Clark Flores
Written on

Cybersecurity - The Bigger Picture (2/n)

(I guess)

Connecting the dots.

So now that we know the history of the most fundamental concept of cybersecurity, how did we end up here in our world right now, whether you work as security analyst, security engineering, pentester, etc.?

As you know technology are evolving overtime. Kind of scary and fascinating at the same time that we don’t know full percentage of the history as well as the what might future bring. But back then its easy to be a hacker since they are just writing things down in a clay tablet. Its funny to imagine destroying their abacus and stating you’ve hacked their computer (nobody laughed? oof. tough crowd.). But essentially you’ve hindered the CIA triad, especially the Availability one.

Generated from DallE

Earlier times still used various methods in protecting information. Physical protection is one, substitutions and transposition ciphers to encode messages, seals and signatures, coded language, sometimes its just trust (nothing could go wrong, right?). So adversaries back then often involve espionage (spies), codebreakers (Alan Turing), social engineering, unauthorized access to physical spaces. I’d say these were the hackers of the low-tech age, since by definition a hacker is someone who can obtain data via unauthorized means.

Bouncer Meme

New inventions were being developed as centuries past by, and it gets trickier to protect it. One notable device was the telegraph. Skilled individual can wire tap telegraph signals and obtain information. Then the 20th century came. Digital systems became more prevalent, and so does the security issues within it. We are talking about phreaking (Kevin Mitnick, RIP), malware and viruses (Elk Cloner and Morris Worm), and other crazy stuff.

But wait, pause. There’s malware during 1982? But the Internet was launched in 1983, right?

Samuel Johnson Meme

Spread in a floppy way. Yep.

Anyhow prior to January 1, 1983 computers were extremely introverted. They don’t know how to talk to other computers so attack vectors were limited to storage devices being plugged in. Easy to protect, right? As TDR analyst I might not be necessary at that point. Usage of computers in 1960s were to automate business transactions, freaking sent people outside Earth (Apollo 11 was coded in Assembly!) and other amazing things. They can protect these machines since they are practically isolated and cannot be accessed, yep you guessed it. Internet.

This is the most tricky part, the computer’s ability to communicate with other computer anywhere. ARPANET was one of the earliest wide-area networks and the predecessor of the internet. ARPANET have limited ability to scale and lacked the standard protocols for interconnecting different networks hence they created TCP/IP or the Transmission Control Protocol/Internet Protocol.
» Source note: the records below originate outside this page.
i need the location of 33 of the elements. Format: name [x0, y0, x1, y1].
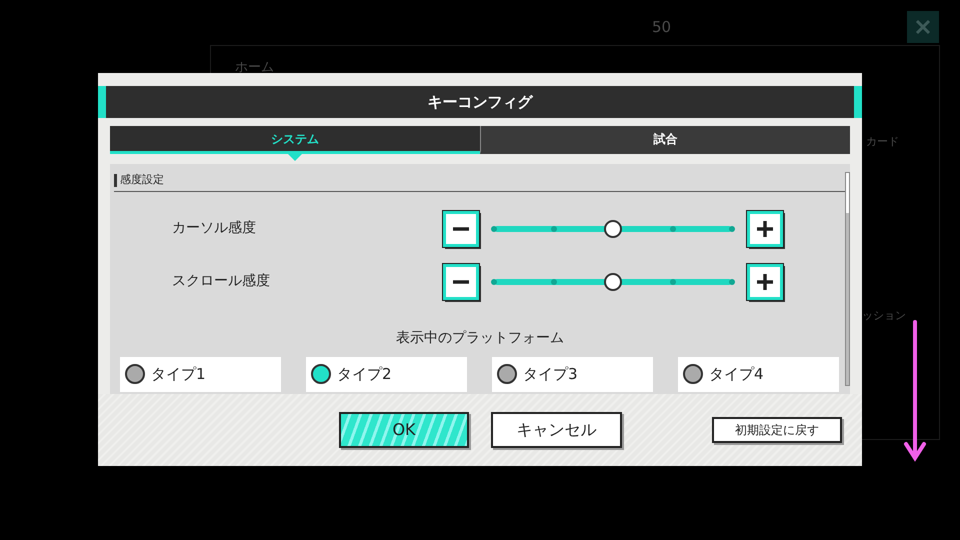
minus-icon: [451, 226, 471, 230]
section-title: ホーム: [235, 59, 274, 77]
radio-option[interactable]: タイプ1: [120, 356, 281, 392]
plus-icon: [755, 272, 775, 292]
close-icon: [915, 19, 931, 35]
slider-thumb[interactable]: [604, 272, 622, 290]
slider-track[interactable]: [489, 272, 737, 290]
slider-label: スクロール感度: [171, 272, 271, 291]
plus-button[interactable]: [747, 210, 783, 246]
dialog-title: キーコンフィグ: [428, 92, 532, 113]
plus-button[interactable]: [747, 264, 783, 300]
minus-button[interactable]: [443, 210, 479, 246]
radio-button[interactable]: [497, 364, 517, 384]
reset-button[interactable]: 初期設定に戻す: [712, 417, 842, 443]
arrow-icon: [903, 320, 927, 462]
slider-label: カーソル感度: [171, 219, 257, 238]
cancel-button[interactable]: キャンセル: [491, 412, 622, 448]
ok-button[interactable]: OK: [339, 412, 469, 448]
radio-button[interactable]: [125, 364, 145, 384]
radio-button[interactable]: [311, 364, 331, 384]
radio-button[interactable]: [683, 364, 703, 384]
scrollbar[interactable]: [845, 172, 850, 386]
minus-icon: [451, 280, 471, 284]
count-label: 50: [652, 17, 672, 38]
radio-option[interactable]: タイプ3: [492, 356, 653, 392]
section-title: 感度設定: [120, 172, 164, 188]
platform-heading: 表示中のプラットフォーム: [395, 328, 565, 348]
slider-thumb[interactable]: [604, 220, 622, 238]
slider-track[interactable]: [489, 220, 737, 238]
radio-option[interactable]: タイプ2: [306, 356, 467, 392]
plus-icon: [755, 218, 775, 238]
minus-button[interactable]: [443, 264, 479, 300]
radio-option[interactable]: タイプ4: [678, 356, 839, 392]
Think of it as the postal system:

  1. IP addresses are like physical addresses on envelopes, uniquely identifying the destination of a letter (or data packet) on the internet.
  2. TCP is like the postal service, ensuring that letters (or data packets) are reliably delivered to their destinations. It provides mechanisms for error checking, retransmission of lost packets, and sequencing to ensure that data arrives intact and in the correct order.
  3. Routing is like the network of postal routes and sorting facilities that determine the most efficient path for delivering letters (or data packets) from the sender to the recipient.
  4. The layered architecture of TCP/IP is akin to the different components of a postal system, such as post offices, sorting centers, delivery trucks, and postal workers, each performing specific functions to facilitate the delivery of mail.
  5. Just as the postal system enables communication between people across geographical distances, TCP/IP facilitates communication between devices on the internet, allowing data to be transmitted reliably and efficiently across networks.

This analogy also works (obtained from PC Ninja. Credits to the authors: Abby Ryan Guido, Andrew Shearer)

How Internet Works from PC Ninja

My key takeaway is that I might just stand in a corner with nothing to do if I was alive that time since basically they just trust??? each other?? to not hack them?? I mean up until 1970s or early 80s I guess.

But truth be told, security analysis and investigation started when government and military agencies were getting infected. They needed to investigate how they were infected thus creating some sort of procedure on how to tackle intrusion. (Btw, this happened in the early times of the internet. Yeah, see there are benefits if you remain introverted. Also as long as you don’t give a flop. Heh.)

So just quick maths here, computer + internet = my job is secured ($_$)

tl;dr

As we move forward from low-tech, to analog, to digital age, more ways are being develop to protect the Confidentiality, Integrity, and Availability of information. Also more ways to destroy it.